High rates of economic growth have enabled China’s central government to expand and modernise its military and this, in conjunction with its Belt and Road Initiative and formation of the Asian Infrastructure Investment Bank, has underpinned its rising geopolitical power and diplomatic leverage. The resulting reconfiguration of the global order, the US response to China’s rise, and the implications for New Zealand’s foreign policy-making, will be considered in Part Two of this article.

Finally, there is a key area that requires further research. Within the Marxist tradition, the analysis of China’s dramatic economic rise has failed to empirically operationalise and apply key concepts in Marxian economics such as the organic composition of capital (ratio of constant capital to variable capital), rate of surplus value (ratio of surplus value to variable capital), and the (Marxian) rate of profit (s/(c + v)). Until this work is done, Marxists will continue having to interpret what is happening with respect to China’s development largely on the basis of mainstream sources (OECD, IMF, World Bank, etc) and the largely non-Marxist secondary literature. According to Marx’s theory of the tendency of the rate of profit to fall, the rate of profit in China should decline as the ratio of constant to variable capital rises, due largely to the increasingly mechanised and capital intensive nature of manufacturing. But this is a speculative hypothesis for which there is insufficient data calculated in Marxian terms. Gathering such data and empirically operationalising Marxian categories and ratios is important because it will help to explain why China’s growth rate is likely to decline from the very high levels of recent decades as the Chinese economy further develops in the decades to come.

Acknowledgments

This article has benefited greatly from the very helpful and much appreciated comments of two anonymous referees. One referee criticised the earlier version of the article for not providing a sufficiently conceptually integrated Marxist analysis. I’ve done my best to rework Part One of the article in response to this helpful constructive criticism. It has also benefitted from illuminating conversations about China and international relations with my colleagues: Nicholas Khoo, Robert Patman, and Lena Tan. Thanks also to those who provided feedback and asked stimulating questions when an earlier version of this paper was presented to the 2022 Otago Politics Day School and the NZPSA 2022 annual conference. Before his premature passing, David Nielson had much to say that was typically intellectually sophisticated, informative, and insightful about China’s rise in our conversations. In particular, he helped me to better understand the importance of China’s enormous reserve army of labour.

Disclosure statement

No potential conflict of interest was reported by the authors.

Notes

1 In 2015–2016, “marginal and small farmers – those cultivating less than 1 ha and between 1 and 2 ha respectively – constitute 86 per cent of operational holdings in India covering approximately 47 per cent of cultivated area” (Dasgupta Citation2021, p. 227).

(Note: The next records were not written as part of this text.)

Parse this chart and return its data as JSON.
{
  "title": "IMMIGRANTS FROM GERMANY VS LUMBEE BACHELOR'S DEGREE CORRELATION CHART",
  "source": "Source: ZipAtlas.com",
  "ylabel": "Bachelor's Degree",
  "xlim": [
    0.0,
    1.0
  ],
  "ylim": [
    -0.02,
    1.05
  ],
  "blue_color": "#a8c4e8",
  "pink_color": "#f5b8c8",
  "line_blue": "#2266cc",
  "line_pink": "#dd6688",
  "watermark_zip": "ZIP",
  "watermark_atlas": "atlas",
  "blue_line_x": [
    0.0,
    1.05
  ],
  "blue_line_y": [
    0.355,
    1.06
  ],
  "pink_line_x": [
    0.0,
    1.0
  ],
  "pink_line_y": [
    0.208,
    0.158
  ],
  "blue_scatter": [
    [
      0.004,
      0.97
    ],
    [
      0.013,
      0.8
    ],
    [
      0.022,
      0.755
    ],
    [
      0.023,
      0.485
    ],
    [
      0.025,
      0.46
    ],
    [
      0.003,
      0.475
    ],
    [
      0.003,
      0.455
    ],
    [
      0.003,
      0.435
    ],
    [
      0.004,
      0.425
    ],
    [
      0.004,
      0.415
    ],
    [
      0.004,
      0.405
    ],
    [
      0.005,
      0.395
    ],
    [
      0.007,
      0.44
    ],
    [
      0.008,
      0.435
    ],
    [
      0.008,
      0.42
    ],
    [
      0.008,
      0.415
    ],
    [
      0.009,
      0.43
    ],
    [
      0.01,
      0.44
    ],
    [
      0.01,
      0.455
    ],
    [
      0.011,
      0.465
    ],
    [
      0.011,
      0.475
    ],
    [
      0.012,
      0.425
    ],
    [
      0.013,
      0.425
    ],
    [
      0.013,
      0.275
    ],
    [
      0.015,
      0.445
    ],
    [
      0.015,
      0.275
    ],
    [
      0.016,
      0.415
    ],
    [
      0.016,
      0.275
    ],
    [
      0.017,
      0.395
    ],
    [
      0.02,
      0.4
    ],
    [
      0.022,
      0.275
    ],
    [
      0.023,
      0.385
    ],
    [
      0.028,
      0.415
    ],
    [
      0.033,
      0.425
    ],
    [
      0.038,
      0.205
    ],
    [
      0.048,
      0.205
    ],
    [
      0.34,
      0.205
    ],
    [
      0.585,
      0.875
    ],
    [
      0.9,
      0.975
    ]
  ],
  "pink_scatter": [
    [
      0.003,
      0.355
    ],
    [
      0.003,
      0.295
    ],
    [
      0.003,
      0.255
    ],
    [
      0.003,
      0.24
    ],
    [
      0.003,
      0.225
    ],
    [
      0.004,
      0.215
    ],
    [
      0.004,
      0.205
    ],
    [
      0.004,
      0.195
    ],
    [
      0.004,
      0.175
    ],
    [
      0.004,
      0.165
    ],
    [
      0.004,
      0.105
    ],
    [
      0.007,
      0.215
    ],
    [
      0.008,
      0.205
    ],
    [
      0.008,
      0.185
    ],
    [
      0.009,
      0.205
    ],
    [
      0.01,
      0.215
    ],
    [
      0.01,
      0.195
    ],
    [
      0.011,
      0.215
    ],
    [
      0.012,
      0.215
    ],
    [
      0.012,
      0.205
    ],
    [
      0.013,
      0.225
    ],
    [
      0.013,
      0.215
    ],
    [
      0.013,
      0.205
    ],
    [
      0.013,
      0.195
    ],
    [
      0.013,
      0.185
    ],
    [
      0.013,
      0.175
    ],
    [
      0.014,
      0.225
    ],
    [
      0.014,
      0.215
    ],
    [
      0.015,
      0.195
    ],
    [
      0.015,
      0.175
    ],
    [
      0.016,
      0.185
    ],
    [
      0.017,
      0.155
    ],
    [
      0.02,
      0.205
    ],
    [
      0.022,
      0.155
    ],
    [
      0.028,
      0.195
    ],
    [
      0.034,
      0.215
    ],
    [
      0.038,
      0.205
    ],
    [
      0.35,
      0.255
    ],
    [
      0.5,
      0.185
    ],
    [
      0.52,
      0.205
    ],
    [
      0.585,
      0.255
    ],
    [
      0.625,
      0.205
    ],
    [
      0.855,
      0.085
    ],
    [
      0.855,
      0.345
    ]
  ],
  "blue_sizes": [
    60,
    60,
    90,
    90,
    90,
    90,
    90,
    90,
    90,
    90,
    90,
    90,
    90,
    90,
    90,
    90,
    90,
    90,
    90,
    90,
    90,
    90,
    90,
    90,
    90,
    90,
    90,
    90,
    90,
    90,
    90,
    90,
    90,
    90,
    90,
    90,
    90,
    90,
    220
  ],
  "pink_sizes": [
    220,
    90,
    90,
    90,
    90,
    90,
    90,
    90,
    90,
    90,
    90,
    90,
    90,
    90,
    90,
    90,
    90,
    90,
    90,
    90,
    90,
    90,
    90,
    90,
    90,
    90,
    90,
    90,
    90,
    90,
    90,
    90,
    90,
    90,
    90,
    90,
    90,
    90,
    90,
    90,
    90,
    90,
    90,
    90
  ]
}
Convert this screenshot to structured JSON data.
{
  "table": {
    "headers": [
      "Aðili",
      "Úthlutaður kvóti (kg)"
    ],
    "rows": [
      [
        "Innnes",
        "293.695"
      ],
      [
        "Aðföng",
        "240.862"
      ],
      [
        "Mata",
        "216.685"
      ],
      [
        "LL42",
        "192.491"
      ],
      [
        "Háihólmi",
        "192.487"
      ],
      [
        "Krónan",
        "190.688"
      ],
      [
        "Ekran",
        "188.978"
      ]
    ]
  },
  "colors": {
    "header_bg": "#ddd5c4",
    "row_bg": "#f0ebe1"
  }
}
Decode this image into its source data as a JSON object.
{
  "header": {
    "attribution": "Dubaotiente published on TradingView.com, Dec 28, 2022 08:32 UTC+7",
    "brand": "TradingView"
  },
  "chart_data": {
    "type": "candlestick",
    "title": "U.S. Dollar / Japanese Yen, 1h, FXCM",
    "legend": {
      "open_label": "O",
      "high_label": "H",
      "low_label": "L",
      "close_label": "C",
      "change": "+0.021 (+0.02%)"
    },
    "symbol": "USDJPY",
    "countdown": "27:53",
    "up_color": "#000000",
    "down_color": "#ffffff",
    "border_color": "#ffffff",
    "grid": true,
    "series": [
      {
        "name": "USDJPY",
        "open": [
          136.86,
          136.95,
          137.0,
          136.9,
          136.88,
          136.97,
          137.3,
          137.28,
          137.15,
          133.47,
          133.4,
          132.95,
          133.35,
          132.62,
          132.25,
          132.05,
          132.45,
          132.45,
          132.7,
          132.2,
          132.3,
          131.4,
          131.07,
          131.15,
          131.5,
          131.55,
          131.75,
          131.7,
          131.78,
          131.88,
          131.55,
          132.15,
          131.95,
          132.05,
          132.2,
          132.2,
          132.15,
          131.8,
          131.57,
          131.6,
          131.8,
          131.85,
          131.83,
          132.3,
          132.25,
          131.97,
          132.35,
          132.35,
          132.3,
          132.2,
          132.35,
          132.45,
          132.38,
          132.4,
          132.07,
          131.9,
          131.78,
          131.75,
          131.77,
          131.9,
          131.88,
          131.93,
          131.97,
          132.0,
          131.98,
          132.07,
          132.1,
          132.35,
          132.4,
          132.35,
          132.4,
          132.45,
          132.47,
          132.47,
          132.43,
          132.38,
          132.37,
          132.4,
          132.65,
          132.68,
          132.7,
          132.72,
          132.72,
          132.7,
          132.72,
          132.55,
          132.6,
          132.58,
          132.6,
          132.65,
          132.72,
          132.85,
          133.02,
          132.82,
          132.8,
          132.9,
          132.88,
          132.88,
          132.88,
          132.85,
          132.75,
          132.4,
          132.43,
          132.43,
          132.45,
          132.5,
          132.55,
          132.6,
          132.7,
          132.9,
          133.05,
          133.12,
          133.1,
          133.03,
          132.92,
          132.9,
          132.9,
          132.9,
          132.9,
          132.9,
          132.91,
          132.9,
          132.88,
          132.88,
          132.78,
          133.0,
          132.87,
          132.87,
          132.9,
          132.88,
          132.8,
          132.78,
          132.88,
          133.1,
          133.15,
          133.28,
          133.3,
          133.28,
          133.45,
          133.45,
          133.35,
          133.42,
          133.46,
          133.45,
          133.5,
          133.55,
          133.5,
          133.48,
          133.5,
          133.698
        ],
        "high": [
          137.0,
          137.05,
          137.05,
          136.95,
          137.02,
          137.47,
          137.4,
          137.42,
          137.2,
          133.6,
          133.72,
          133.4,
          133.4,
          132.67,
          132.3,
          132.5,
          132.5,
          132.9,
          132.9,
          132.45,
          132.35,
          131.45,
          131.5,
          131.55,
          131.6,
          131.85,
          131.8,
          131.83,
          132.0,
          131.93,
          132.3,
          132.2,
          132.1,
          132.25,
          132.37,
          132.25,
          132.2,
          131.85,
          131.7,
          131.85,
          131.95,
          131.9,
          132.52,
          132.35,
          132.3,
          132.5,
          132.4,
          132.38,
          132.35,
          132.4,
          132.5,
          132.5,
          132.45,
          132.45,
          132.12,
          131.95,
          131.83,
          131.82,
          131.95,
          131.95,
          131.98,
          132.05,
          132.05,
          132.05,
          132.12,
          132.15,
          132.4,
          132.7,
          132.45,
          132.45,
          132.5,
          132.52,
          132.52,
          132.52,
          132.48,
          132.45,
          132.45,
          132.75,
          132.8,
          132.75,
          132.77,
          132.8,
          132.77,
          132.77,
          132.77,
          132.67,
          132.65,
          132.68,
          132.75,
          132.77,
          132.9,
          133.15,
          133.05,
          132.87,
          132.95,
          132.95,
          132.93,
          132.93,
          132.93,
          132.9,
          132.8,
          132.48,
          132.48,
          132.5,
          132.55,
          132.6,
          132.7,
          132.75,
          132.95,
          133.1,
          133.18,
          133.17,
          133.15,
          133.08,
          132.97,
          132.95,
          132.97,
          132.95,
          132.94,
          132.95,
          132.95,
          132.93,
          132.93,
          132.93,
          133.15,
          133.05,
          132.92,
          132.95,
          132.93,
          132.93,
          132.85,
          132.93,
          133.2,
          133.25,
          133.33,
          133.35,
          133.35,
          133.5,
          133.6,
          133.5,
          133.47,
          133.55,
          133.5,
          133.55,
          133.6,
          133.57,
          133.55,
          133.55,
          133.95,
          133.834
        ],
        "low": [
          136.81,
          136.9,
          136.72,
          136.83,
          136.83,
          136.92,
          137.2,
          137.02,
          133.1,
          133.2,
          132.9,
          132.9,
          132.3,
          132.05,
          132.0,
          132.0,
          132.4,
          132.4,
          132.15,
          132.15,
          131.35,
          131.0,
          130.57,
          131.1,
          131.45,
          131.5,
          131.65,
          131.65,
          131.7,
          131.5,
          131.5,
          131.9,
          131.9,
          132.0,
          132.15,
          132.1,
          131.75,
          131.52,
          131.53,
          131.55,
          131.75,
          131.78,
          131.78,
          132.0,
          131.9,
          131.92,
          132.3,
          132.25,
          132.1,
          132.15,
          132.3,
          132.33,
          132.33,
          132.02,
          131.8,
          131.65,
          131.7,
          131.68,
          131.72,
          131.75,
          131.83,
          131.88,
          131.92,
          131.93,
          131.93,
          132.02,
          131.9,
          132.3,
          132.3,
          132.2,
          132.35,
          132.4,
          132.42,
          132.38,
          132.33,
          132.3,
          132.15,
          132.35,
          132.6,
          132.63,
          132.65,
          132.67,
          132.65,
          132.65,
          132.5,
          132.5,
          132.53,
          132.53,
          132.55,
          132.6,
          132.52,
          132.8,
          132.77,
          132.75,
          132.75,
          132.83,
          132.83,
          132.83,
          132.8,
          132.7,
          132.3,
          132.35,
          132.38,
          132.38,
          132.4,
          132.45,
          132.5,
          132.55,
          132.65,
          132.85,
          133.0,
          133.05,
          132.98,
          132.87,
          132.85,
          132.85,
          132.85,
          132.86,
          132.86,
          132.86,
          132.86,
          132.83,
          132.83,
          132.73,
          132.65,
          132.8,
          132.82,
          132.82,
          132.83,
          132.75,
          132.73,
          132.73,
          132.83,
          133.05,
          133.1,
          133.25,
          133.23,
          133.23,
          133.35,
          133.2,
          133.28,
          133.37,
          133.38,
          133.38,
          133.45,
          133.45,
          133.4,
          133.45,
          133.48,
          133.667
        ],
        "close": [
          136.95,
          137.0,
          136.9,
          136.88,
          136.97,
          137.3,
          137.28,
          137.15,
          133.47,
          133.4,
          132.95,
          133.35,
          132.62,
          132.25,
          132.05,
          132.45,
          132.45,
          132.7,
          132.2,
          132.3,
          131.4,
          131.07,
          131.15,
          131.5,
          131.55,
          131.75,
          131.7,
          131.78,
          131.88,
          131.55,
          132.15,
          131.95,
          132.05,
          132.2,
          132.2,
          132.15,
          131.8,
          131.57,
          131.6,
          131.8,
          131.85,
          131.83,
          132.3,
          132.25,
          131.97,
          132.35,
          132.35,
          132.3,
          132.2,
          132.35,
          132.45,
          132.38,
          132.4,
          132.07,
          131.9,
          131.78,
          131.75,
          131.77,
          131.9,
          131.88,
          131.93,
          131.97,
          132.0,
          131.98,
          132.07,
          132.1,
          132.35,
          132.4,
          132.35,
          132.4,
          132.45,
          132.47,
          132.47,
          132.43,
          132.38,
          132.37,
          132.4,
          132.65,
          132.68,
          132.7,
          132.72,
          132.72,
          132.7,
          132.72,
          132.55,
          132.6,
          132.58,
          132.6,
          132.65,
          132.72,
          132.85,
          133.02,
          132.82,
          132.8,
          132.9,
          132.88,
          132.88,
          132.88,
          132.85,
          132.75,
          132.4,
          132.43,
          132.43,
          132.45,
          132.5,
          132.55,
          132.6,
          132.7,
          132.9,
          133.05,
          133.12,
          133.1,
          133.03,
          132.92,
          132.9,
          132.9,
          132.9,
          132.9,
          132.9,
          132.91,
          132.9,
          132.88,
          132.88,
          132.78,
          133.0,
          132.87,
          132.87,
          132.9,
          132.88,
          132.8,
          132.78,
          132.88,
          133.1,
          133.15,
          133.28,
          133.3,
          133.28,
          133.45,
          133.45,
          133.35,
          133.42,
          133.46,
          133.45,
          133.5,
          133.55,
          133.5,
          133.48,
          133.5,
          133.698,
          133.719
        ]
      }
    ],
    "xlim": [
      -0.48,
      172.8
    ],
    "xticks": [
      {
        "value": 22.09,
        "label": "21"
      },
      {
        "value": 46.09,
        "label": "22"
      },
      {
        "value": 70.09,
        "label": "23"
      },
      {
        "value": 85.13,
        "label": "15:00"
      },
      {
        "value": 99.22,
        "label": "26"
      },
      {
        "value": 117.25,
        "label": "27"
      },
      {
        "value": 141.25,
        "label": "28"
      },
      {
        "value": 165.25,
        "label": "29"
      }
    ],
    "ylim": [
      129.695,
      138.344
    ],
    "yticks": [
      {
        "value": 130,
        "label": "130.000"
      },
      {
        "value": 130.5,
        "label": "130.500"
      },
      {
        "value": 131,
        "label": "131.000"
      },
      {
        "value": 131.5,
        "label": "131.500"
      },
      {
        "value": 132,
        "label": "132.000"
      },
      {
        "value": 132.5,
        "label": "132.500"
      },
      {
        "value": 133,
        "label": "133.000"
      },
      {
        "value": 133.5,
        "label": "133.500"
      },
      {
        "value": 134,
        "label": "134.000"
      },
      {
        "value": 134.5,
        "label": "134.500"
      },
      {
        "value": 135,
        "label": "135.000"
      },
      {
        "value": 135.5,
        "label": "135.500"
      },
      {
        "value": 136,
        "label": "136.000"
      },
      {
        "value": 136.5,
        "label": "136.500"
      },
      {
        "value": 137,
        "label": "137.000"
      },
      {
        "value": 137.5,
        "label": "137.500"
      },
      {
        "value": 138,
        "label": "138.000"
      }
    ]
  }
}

2 In his speech to the CPC 20th congress in 2022 he urges the party to “unswervingly encourage and support the development of the privately owned economy, give full play to the decisive role of the market in the allocation of resources.” https://www.reuters.com/world/china/key-xi-quotes-chinas-20th-communist-party-congress-2022-10-16/.

5 For a fascinating account of how this configuration of China’s system of government gels with the post-WWII neoliberal preference for a multi-state global order see: Pederson (Citation2021), pp. 39-58.

6 For an illuminating analysis of the role played by “propaganda and thought work” in reviving the legitimacy of the regime in the wake of the Tiananmen Square pro-democracy protests, see: Brady (Citation2009, pp. 175–194).